Cadmium is toxic for all living organisms including plants. However, plant species may show different tolerance to the presence of cadmium in their root system (Hatamian et al. 2020). The toxicity of CdCl2 was clearly observed in plant regeneration at higher concentration. These findings are in agreement with the results obtained in Bacopa monniera, where the concentration of CdCl2 beyond 50 µM resulted in the death of the regenerants (Ali et al. 1998). The inhibition of growth is sign of Cd-induced stress (Fernández et al. 2008). Prolonged treatment of high concentration of Cd resulted in the death of the tissue (Yemets et al. 2021). A Similar inhibitory effect of CdCl2 was also reported in different plant species like Holarrhena antidysenterica (Agrawal and Sharma 2006); woody species (Almeida et al. 2007); Vigna species (Ratheesh Chandra et al. 2010); Albizia lebbeck (Perveen et al. 2012); Rauvolfia tetraphylla (Shahid et al. 2016); Celtis australis (Hatamian et al. 2020). Similar effect of Cd on the reduction of the chlorophyll content was reported earlier by Iqbal et al. (2015).

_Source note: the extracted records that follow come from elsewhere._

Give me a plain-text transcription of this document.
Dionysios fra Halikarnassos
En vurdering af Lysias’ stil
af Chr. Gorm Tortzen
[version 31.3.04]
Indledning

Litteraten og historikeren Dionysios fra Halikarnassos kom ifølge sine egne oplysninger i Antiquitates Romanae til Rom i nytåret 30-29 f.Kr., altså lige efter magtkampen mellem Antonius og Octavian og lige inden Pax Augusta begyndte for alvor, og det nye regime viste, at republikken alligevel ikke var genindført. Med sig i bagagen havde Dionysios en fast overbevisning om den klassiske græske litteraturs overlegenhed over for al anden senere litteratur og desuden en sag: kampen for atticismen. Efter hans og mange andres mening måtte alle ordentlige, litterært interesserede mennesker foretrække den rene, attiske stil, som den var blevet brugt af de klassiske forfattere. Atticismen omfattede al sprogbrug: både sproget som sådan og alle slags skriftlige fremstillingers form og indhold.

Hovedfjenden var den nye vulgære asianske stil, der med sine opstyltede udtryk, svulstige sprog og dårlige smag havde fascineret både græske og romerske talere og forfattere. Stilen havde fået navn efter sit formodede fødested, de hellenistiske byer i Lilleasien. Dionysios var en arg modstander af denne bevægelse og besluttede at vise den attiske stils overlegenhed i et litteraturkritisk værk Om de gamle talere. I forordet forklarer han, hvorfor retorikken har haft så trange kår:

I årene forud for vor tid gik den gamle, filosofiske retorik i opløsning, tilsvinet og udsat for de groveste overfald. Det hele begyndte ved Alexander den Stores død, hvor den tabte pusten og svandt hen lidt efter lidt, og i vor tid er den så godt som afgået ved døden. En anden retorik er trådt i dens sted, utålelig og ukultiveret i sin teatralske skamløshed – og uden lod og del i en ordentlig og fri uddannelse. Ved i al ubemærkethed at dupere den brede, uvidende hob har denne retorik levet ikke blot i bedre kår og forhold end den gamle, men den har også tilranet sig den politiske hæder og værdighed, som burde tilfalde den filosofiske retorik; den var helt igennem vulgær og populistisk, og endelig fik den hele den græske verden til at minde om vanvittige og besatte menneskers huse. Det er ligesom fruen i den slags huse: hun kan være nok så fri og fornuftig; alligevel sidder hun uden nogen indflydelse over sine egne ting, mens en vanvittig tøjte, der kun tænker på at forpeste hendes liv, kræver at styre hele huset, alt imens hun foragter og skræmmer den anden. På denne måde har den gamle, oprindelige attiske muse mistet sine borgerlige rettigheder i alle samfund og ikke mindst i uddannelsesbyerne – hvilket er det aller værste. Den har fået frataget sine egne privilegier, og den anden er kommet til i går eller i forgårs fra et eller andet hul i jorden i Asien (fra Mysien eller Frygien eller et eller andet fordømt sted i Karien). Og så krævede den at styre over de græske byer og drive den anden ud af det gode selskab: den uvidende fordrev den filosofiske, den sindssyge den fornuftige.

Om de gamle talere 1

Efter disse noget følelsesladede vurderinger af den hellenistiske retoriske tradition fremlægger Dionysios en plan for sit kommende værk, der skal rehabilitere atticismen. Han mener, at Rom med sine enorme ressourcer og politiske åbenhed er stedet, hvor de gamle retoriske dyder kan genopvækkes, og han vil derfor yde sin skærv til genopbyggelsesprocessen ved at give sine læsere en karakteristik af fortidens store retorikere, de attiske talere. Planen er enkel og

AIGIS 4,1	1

Correspondingly, chromium also exhibited similar toxic effects of growth and yield reduction and decrease in chlorophyll content as the concentration increased and was reported earlier in several plant species like Lycopersicon esculentum (Shekar et al. 2013), blackgram (Lakshmi and Sundaramoorthy 2003), tomato and brinjal (Purohit et al. 2003), blackgram, soybean and paddy (Ganesh et al. 2006).

Conclusion

The present investigation was undertaken with a view to gain a deep insight into the effect of heavy metals like Zn, Cu and Cd on in vitro regeneration of Momordica cymbalaria. The study of heavy metal stress tolerance showed the effect on plant growth and metabolism of M. cymbalaria. All treated heavy metals at higher concentrations above 100 µM affected the plant growth and development. ZnSO4 and CuSO4 at optimal concentrations exhibited the profound growth, whereas CdCl2 at a higher concentration affected plant growth and development and reduced the regeneration capability completely. This is a model experiment and helps to evaluate the effect of different heavy metals on different crop systems.